Unlike to Winesburg, Ohio, the characters of Black Boy are more real. The style of Wright’s narration is analytic as well as metaphysical, because the discussion of dreams and ghosts are also present in the book. In his memoir, the narrator is not afraid to emphasize on the paradoxical nature of his character: he is critical and tolerant, seeking and skeptical, headstrong and timid, blindingly intelligent and modest. Wright finds that he is always punished for his nonconformity with different degrees of emotional isolation and physical violence. Wright paints himself in various shades throughout the Black Boy. Being a young boy, the narrator refuses to believe in such publicly accepted notions as that his lack of religion, intellectual curiosity and blackness make him flawed. Wright even has curiosity to demonstrate clearly negative aspects of his character, as he makes the readers see him violent, lie, and steal a number of times in the book.

The narrator makes the readers close their eyes to such “flaws” and think of him as a character who determined to live according to his own principles. Wright creates an interesting contradiction and strong contrast between his strong will and his powerless position in society that requires him to be low in social status as if he is black he “has” to be poor. Wright proves that in spite of all his flaws, he remains truly concerned with humanity in a universal sense. Thus, the author shows that it is possible to overcome the negative, isolating, and debilitating aspects of the environment and alter them into love for people around. In Black Boy, Wright transcends what seems to be a novel from a limited perspective of the black male who lives in American society at first glance.

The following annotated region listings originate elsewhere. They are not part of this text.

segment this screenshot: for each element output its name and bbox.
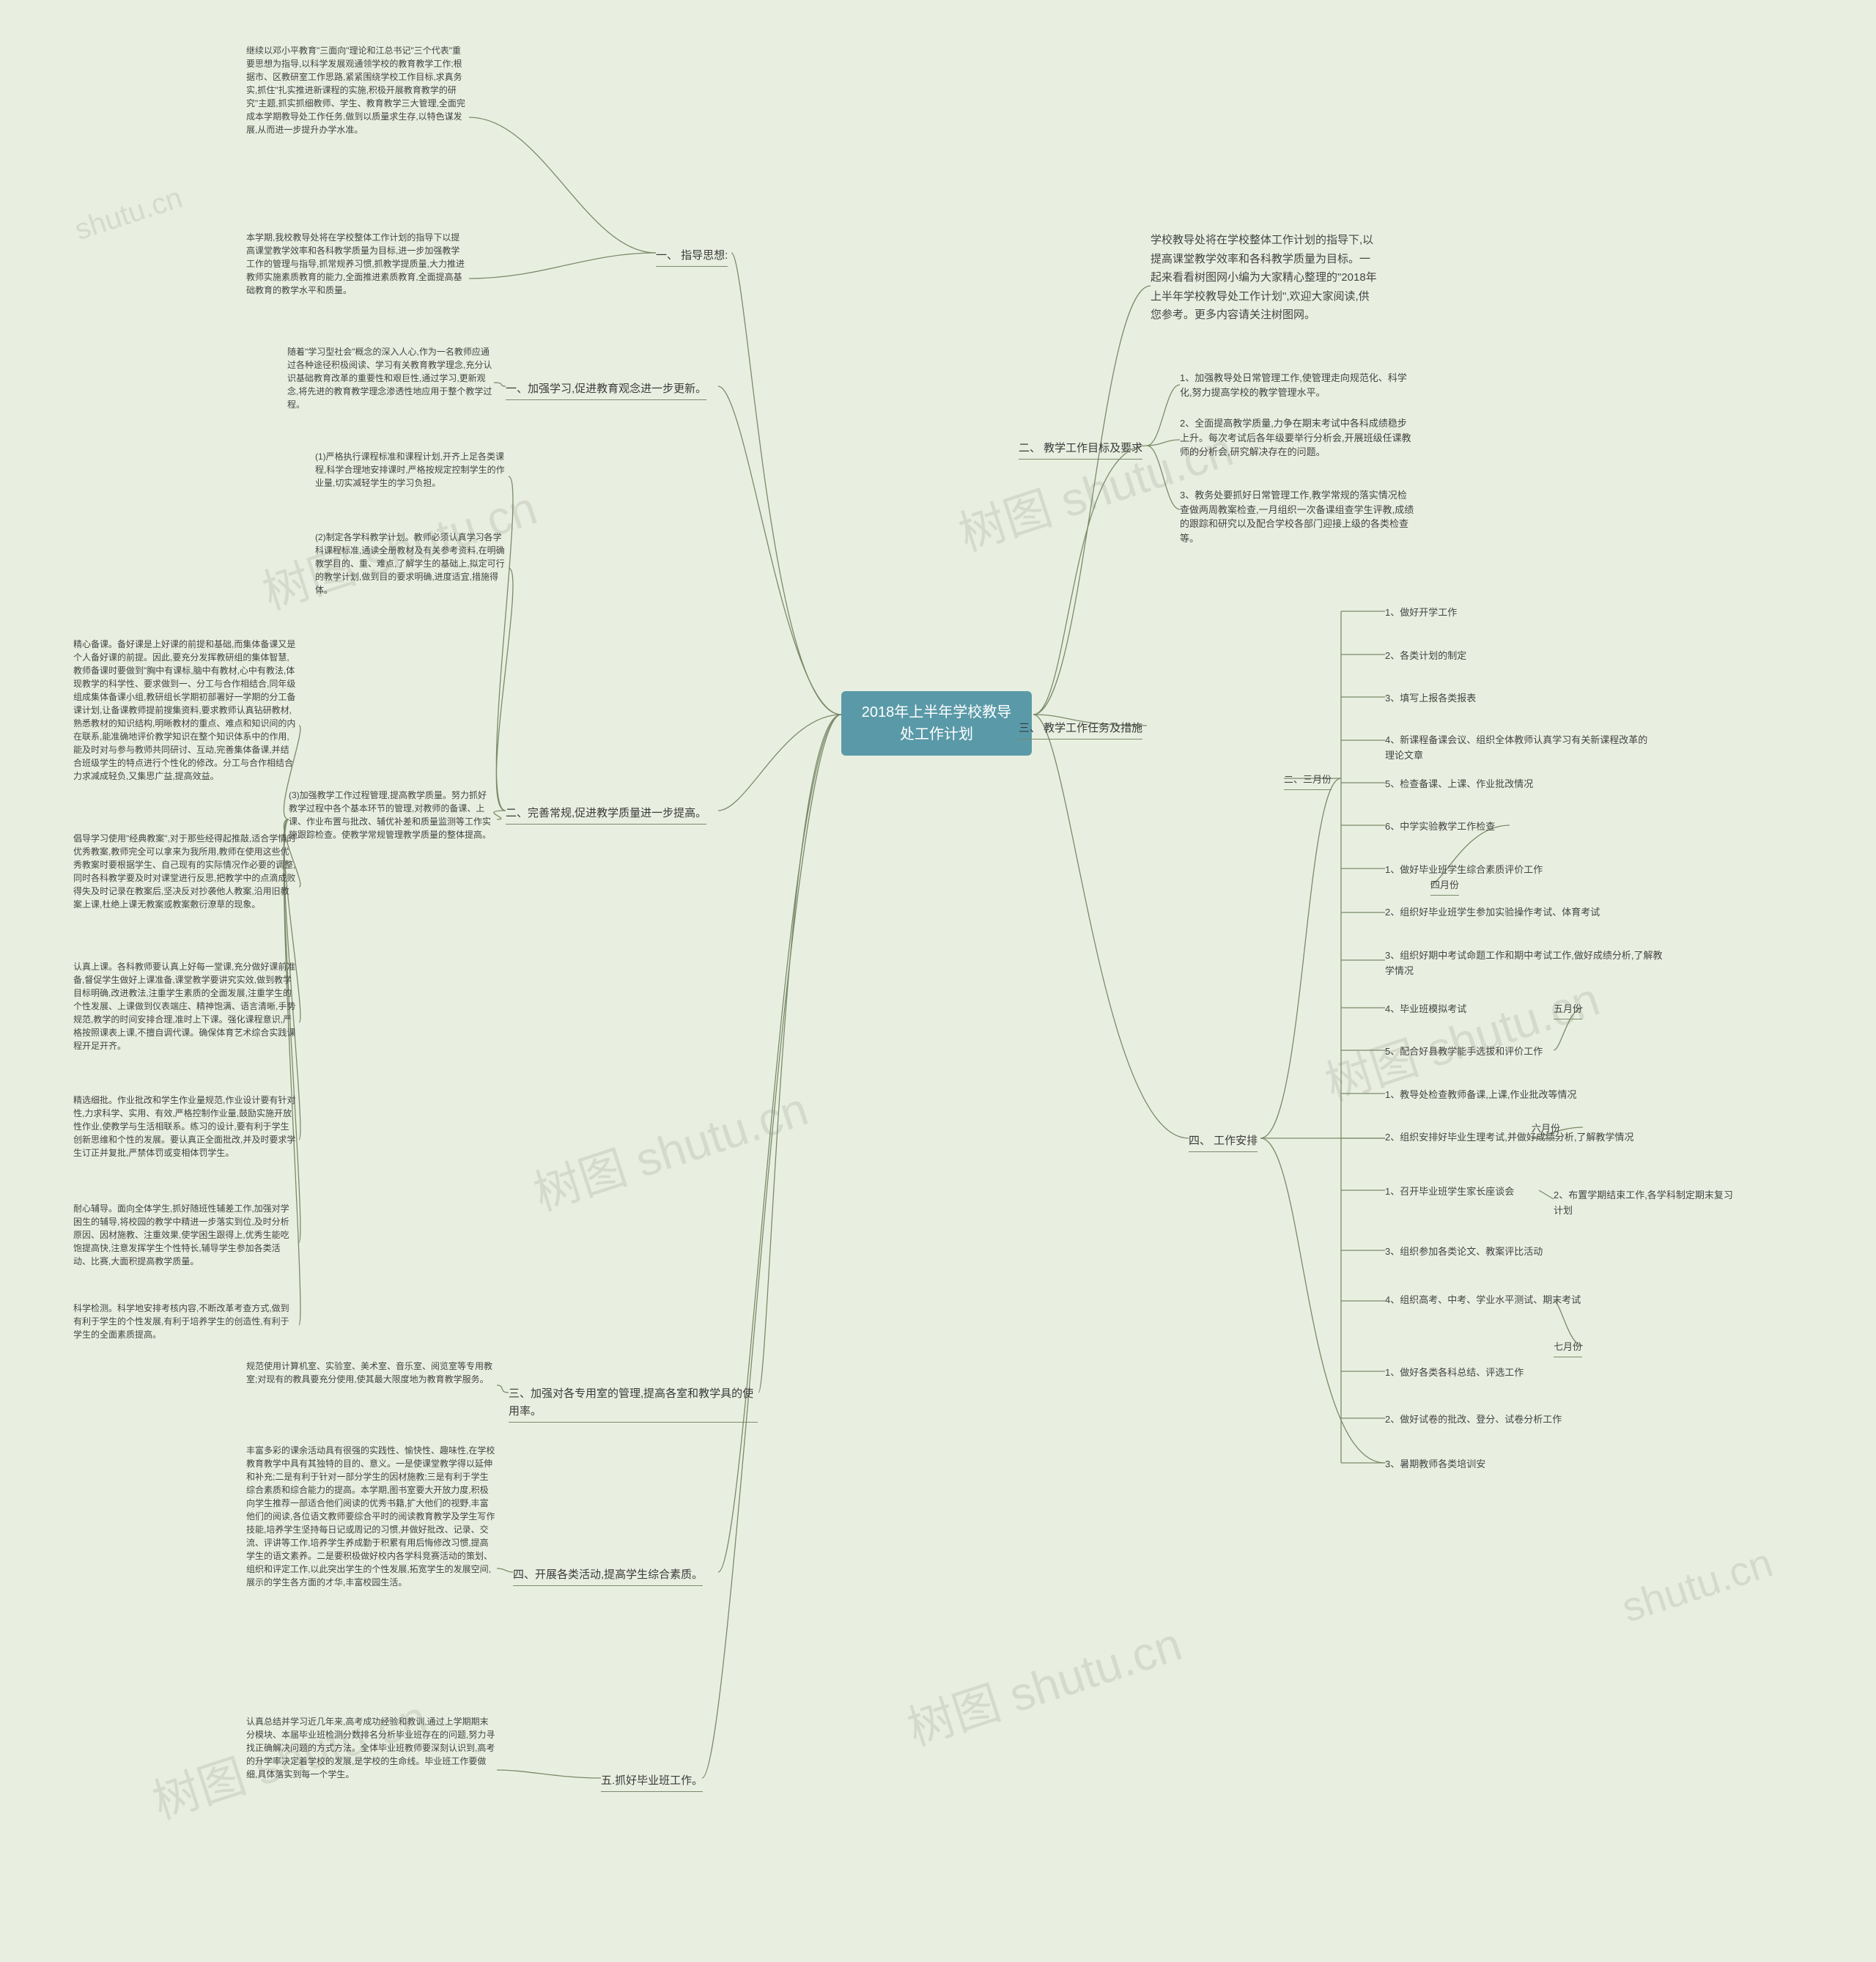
left-para-p8: 认真上课。各科教师要认真上好每一堂课,充分做好课前准备,督促学生做好上课准备,课… (73, 960, 297, 1052)
left-para-p2: 本学期,我校教导处将在学校整体工作计划的指导下以提高课堂教学效率和各科教学质量为… (246, 231, 466, 297)
left-branch-lb5[interactable]: 四、开展各类活动,提高学生综合素质。 (513, 1566, 703, 1586)
left-para-p6: 精心备课。备好课是上好课的前提和基础,而集体备课又是个人备好课的前提。因此,要充… (73, 638, 297, 783)
branch-plan[interactable]: 四、 工作安排 (1189, 1132, 1258, 1152)
plan-leaf-7: 2、组织好毕业班学生参加实验操作考试、体育考试 (1385, 905, 1600, 921)
month-m3[interactable]: 二、三月份 (1284, 772, 1332, 790)
left-para-p4: (1)严格执行课程标准和课程计划,开齐上足各类课程,科学合理地安排课时,严格按规… (315, 450, 506, 490)
watermark: shutu.cn (1616, 1538, 1778, 1631)
plan-leaf-13: 1、召开毕业班学生家长座谈会 (1385, 1184, 1514, 1200)
watermark: 树图 shutu.cn (898, 1607, 1189, 1758)
intro-paragraph: 学校教导处将在学校整体工作计划的指导下,以提高课堂教学效率和各科教学质量为目标。… (1151, 231, 1378, 325)
plan-leaf-0: 1、做好开学工作 (1385, 605, 1457, 621)
plan-leaf-6: 1、做好毕业班学生综合素质评价工作 (1385, 863, 1543, 878)
watermark: 树图 shutu.cn (524, 1072, 815, 1223)
left-para-p1: 继续以邓小平教育"三面向"理论和江总书记"三个代表"重要思想为指导,以科学发展观… (246, 44, 466, 136)
plan-leaf-11: 1、教导处检查教师备课,上课,作业批改等情况 (1385, 1088, 1576, 1103)
left-para-p10: 耐心辅导。面向全体学生,抓好随班性辅差工作,加强对学困生的辅导,将校园的教学中精… (73, 1202, 297, 1268)
month-m7[interactable]: 七月份 (1554, 1340, 1582, 1357)
branch-goal[interactable]: 二、 教学工作目标及要求 (1019, 440, 1142, 460)
plan-leaf-9: 4、毕业班模拟考试 (1385, 1002, 1466, 1017)
left-branch-lb2[interactable]: 一、加强学习,促进教育观念进一步更新。 (506, 380, 706, 400)
left-para-p15: 认真总结并学习近几年来,高考成功经验和教训,通过上学期期末分模块、本届毕业班检测… (246, 1715, 495, 1781)
plan-leaf-5: 6、中学实验教学工作检查 (1385, 819, 1495, 835)
plan-leaf-4: 5、检查备课、上课、作业批改情况 (1385, 777, 1533, 792)
left-para-p7: 倡导学习使用"经典教案",对于那些经得起推敲,适合学情的优秀教案,教师完全可以拿… (73, 832, 297, 911)
left-para-p11: 科学检测。科学地安排考核内容,不断改革考查方式,做到有利于学生的个性发展,有利于… (73, 1302, 297, 1341)
plan-leaf-17: 1、做好各类各科总结、评选工作 (1385, 1365, 1524, 1381)
left-branch-lb3[interactable]: 二、完善常规,促进教学质量进一步提高。 (506, 805, 706, 825)
branch-task[interactable]: 三、 教学工作任务及措施 (1019, 720, 1142, 740)
plan-leaf-19: 3、暑期教师各类培训安 (1385, 1457, 1485, 1472)
goal-item-2: 2、全面提高教学质量,力争在期末考试中各科成绩稳步上升。每次考试后各年级要举行分… (1180, 416, 1414, 460)
plan-leaf-8: 3、组织好期中考试命题工作和期中考试工作,做好成绩分析,了解教学情况 (1385, 948, 1663, 979)
plan-leaf-3: 4、新课程备课会议、组织全体教师认真学习有关新课程改革的理论文章 (1385, 733, 1649, 764)
left-branch-lb6[interactable]: 五.抓好毕业班工作。 (601, 1772, 703, 1792)
left-para-p5: (2)制定各学科教学计划。教师必须认真学习各学科课程标准,通读全册教材及有关参考… (315, 531, 506, 597)
left-para-p12: (3)加强教学工作过程管理,提高教学质量。努力抓好教学过程中各个基本环节的管理,… (289, 789, 494, 841)
watermark: shutu.cn (71, 182, 187, 248)
month-m5[interactable]: 五月份 (1554, 1002, 1582, 1019)
root-node[interactable]: 2018年上半年学校教导处工作计划 (841, 691, 1032, 756)
plan-leaf-18: 2、做好试卷的批改、登分、试卷分析工作 (1385, 1412, 1562, 1428)
plan-leaf-15: 3、组织参加各类论文、教案评比活动 (1385, 1244, 1543, 1260)
plan-leaf-2: 3、填写上报各类报表 (1385, 691, 1476, 707)
left-branch-lb4[interactable]: 三、加强对各专用室的管理,提高各室和教学具的使用率。 (509, 1385, 758, 1423)
month-m4[interactable]: 四月份 (1430, 878, 1459, 896)
left-para-p3: 随着"学习型社会"概念的深入人心,作为一名教师应通过各种途径积极阅读、学习有关教… (287, 345, 492, 411)
left-para-p14: 丰富多彩的课余活动具有很强的实践性、愉快性、趣味性,在学校教育教学中具有其独特的… (246, 1444, 495, 1589)
goal-item-1: 1、加强教导处日常管理工作,使管理走向规范化、科学化,努力提高学校的教学管理水平… (1180, 371, 1414, 399)
goal-item-3: 3、教务处要抓好日常管理工作,教学常规的落实情况检查做两周教案检查,一月组织一次… (1180, 488, 1414, 545)
plan-leaf-14: 2、布置学期结束工作,各学科制定期末复习计划 (1554, 1188, 1737, 1219)
left-para-p13: 规范使用计算机室、实验室、美术室、音乐室、阅览室等专用教室;对现有的教具要充分使… (246, 1360, 495, 1386)
plan-leaf-1: 2、各类计划的制定 (1385, 649, 1466, 664)
left-branch-lb1[interactable]: 一、 指导思想: (656, 247, 728, 267)
plan-leaf-10: 5、配合好县教学能手选拔和评价工作 (1385, 1044, 1543, 1060)
plan-leaf-16: 4、组织高考、中考、学业水平测试、期末考试 (1385, 1293, 1581, 1308)
plan-leaf-12: 2、组织安排好毕业生理考试,并做好成绩分析,了解教学情况 (1385, 1130, 1633, 1146)
left-para-p9: 精选细批。作业批改和学生作业量规范,作业设计要有针对性,力求科学、实用、有效,严… (73, 1094, 297, 1159)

During the novel, Wright discovers the power of his own and words in general as well as the power of his own writing. Describing his physical and artistic hunger, Wright makes his readers hungry for reading and writing. Wright ends Black Boy by resolving to use his talent to write as a way to start a revolution. The narrator is sure that everybody has a hunger for life, freedom and equality that need to be filled, and for Wright, writing is the right way to get to the human heart and to make a difference.

The thing that attracts the reader the most is that the narrators in both Black Boy by Richard Wright and Winesburg, Ohio by Sherwood Anderson are illustrated emotional children in spite of being adults physically. Both authors make the readers watch how they go through their adolescence and attain physical adulthood in order to share their experiences and help growing generations to understand themselves better and avoid some mistakes if possible. The use of first person in narration of Black Boy makes the novel to be more emotionally strong and controversial. It attracts readers’ interest and makes a huge impact on them. The use of the third person in Winesburg, Ohio makes the perception to be more emotionally distant, however, objective in contrast of subjectivity in Black Boy.

The Context of Narrative Effect

In spite of the fact that both Black Boy is written by Richard Wright and Winesburg, Ohio written by Sherwood Anderson are quite similar in the narrative effect they leave on readers, they differ in the perspectives they use. Winesburg, Ohio is written from the perspective of the third person while Black Boy is written from the perspective of the first person which increases the effect the narration makes on the readers. Wright’s narration is more analytical and subjective while Anderson tries to create an effect of an objective report, however, in a lyrical and even sentimental mood. Both Wright and Anderson want their readers to believe that their choice to remain children inside and to leave their hometowns was the right one.